The quality of the book, posters and prints is great though. Just touching them feels like they were made professionally and with passion. The layout and style inside the book is very fitting. Sadly, all pictures in the book are quite grainy though. My jpg exports certainly doesn’t look like that, so the pictures aren’t as sharp as they should have been in print. The T-shirt was not of the fabric I expected, but it is made in high quality though and looks quite nice. We never got to choose what photos to be printed out as posters or prints, so I suspect everyone got the same.
These are my two pages in this book! I sent in several photoshoots and this one was the chosen one. If I got to decide which one I would choose to feature in this book this would not be the one though. I’m sure they have a good reason for choosing this one, but I’ll never know since they didn’t say as to why they chose it. This particular Senjougahara photoshoot I submitted contained five photos, but they didn’t choose all of them. Seems they skipped the tilted shots.
One of my biggest and pretty much only complaint to Sakura Doujin is the shipping. They made these high quality books and prints but sent it in the worst kind of shipping possible. Everything was damaged in one way or another because the packaging wasn’t good enough. The posters were even scratched. The A1 poster they sent later was even worse. Instead of using a poster tube they just wrapped the poster in paper resulting in a bent, twisted and squashed poster.

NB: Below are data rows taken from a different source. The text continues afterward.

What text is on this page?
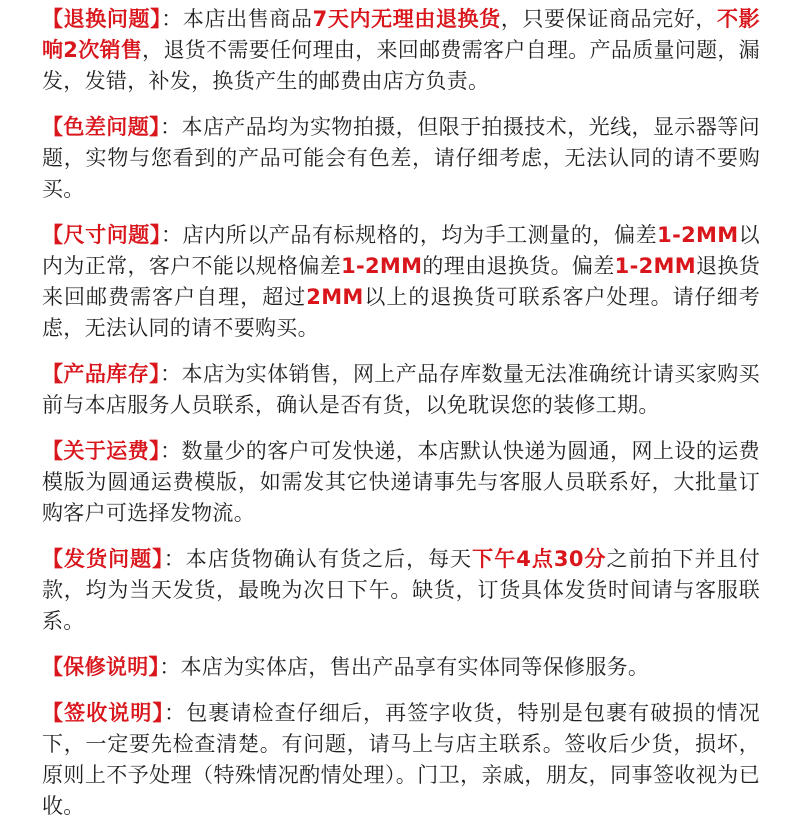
【退换问题】：本店出售商品7天内无理由退换货，只要保证商品完好，不影响2次销售，退货不需要任何理由，来回邮费需客户自理。产品质量问题，漏发，发错，补发，换货产生的邮费由店方负责。

【色差问题】：本店产品均为实物拍摄，但限于拍摄技术，光线，显示器等问题，实物与您看到的产品可能会有色差，请仔细考虑，无法认同的请不要购买。

【尺寸问题】：店内所以产品有标规格的，均为手工测量的，偏差1-2MM以内为正常，客户不能以规格偏差1-2MM的理由退换货。偏差1-2MM退换货来回邮费需客户自理，超过2MM以上的退换货可联系客户处理。请仔细考虑，无法认同的请不要购买。

【产品库存】：本店为实体销售，网上产品存库数量无法准确统计请买家购买前与本店服务人员联系，确认是否有货，以免耽误您的装修工期。

【关于运费】：数量少的客户可发快递，本店默认快递为圆通，网上设的运费模版为圆通运费模版，如需发其它快递请事先与客服人员联系好，大批量订购客户可选择发物流。

【发货问题】：本店货物确认有货之后，每天下午4点30分之前拍下并且付款，均为当天发货，最晚为次日下午。缺货，订货具体发货时间请与客服联系。

【保修说明】：本店为实体店，售出产品享有实体同等保修服务。

【签收说明】：包裹请检查仔细后，再签字收货，特别是包裹有破损的情况下，一定要先检查清楚。有问题，请马上与店主联系。签收后少货，损坏，原则上不予处理（特殊情况酌情处理）。门卫，亲戚，朋友，同事签收视为已收。
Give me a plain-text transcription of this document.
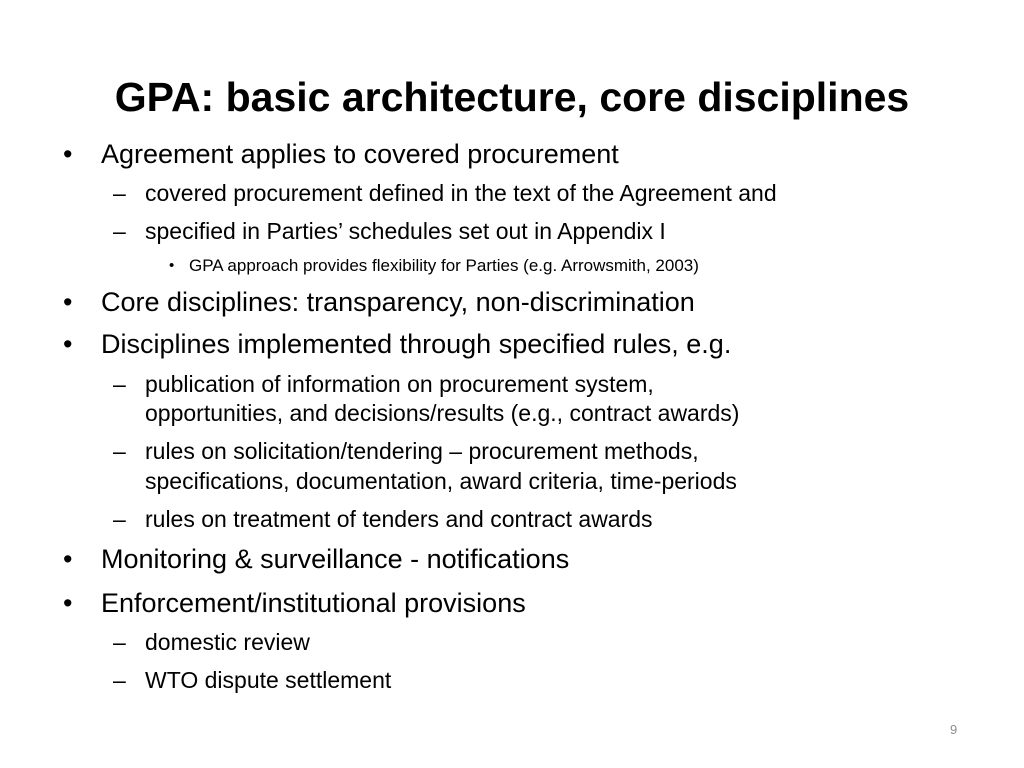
GPA: basic architecture, core disciplines
• Agreement applies to covered procurement
– covered procurement defined in the text of the Agreement and
– specified in Parties’ schedules set out in Appendix I
• GPA approach provides flexibility for Parties (e.g. Arrowsmith, 2003)
• Core disciplines: transparency, non-discrimination
• Disciplines implemented through specified rules, e.g.
– publication of information on procurement system,
opportunities, and decisions/results (e.g., contract awards)
– rules on solicitation/tendering – procurement methods,
specifications, documentation, award criteria, time-periods
– rules on treatment of tenders and contract awards
• Monitoring & surveillance - notifications
• Enforcement/institutional provisions
– domestic review
– WTO dispute settlement
9
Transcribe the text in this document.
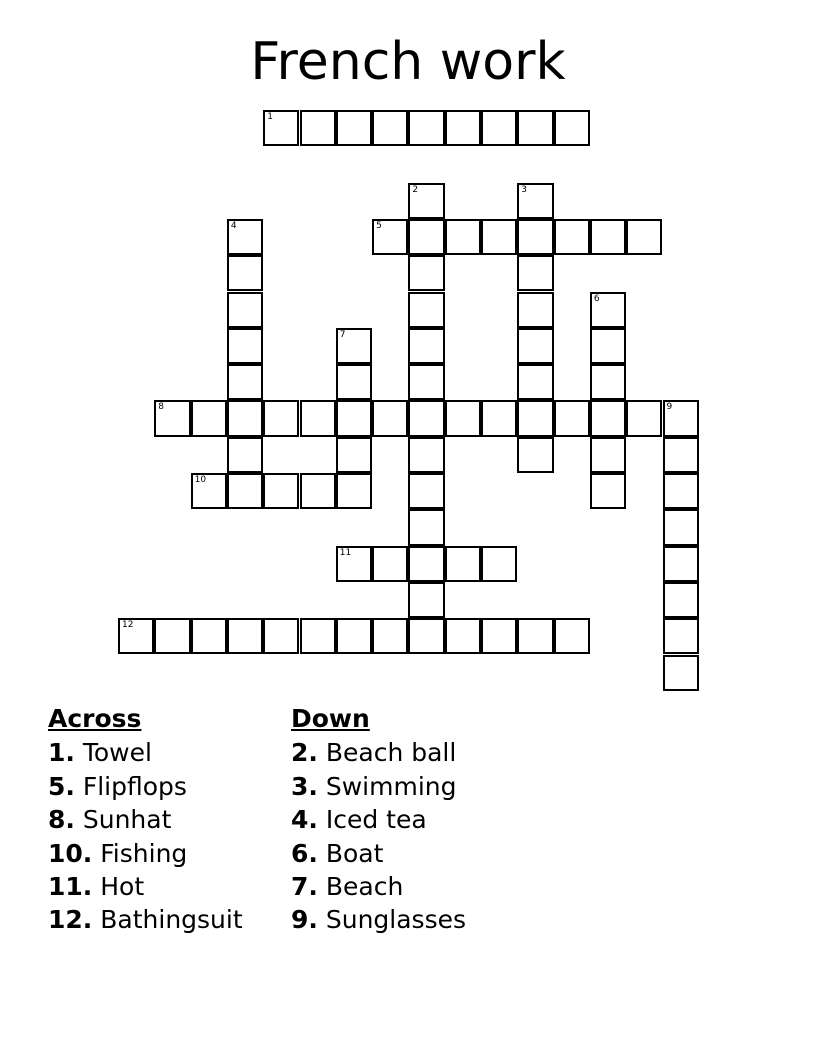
French work
1
2	3
4	5
6
7
8	9
10
11
12
Across
1. Towel
5. Flipflops
8. Sunhat
10. Fishing
11. Hot
12. Bathingsuit
Down
2. Beach ball
3. Swimming
4. Iced tea
6. Boat
7. Beach
9. Sunglasses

As for the book itself I felt they could have included more descriptions though. I would like to have seen the photographers, us, talk about the scene and give some fun information as well. And… it seems many of them did too. They put all the behind-the-secenes photos in a section at the back of the book where we find the photographers talk about the scene they made. Sakura Doujin never asked us to ever write any description for our behind-the-scenes photos, so this baffles me. My behind-the-scene photo was never used, probably because it didn’t show much at all so I’m not disappointed at all, only surprised that other photographers wrote descriptions anyway.
I want to thank Sakura Doujin for doing such a great project anyway, and especially for choosing a photo set of mine! Hoping for more in the future, so more people can get a hold of these one time gems!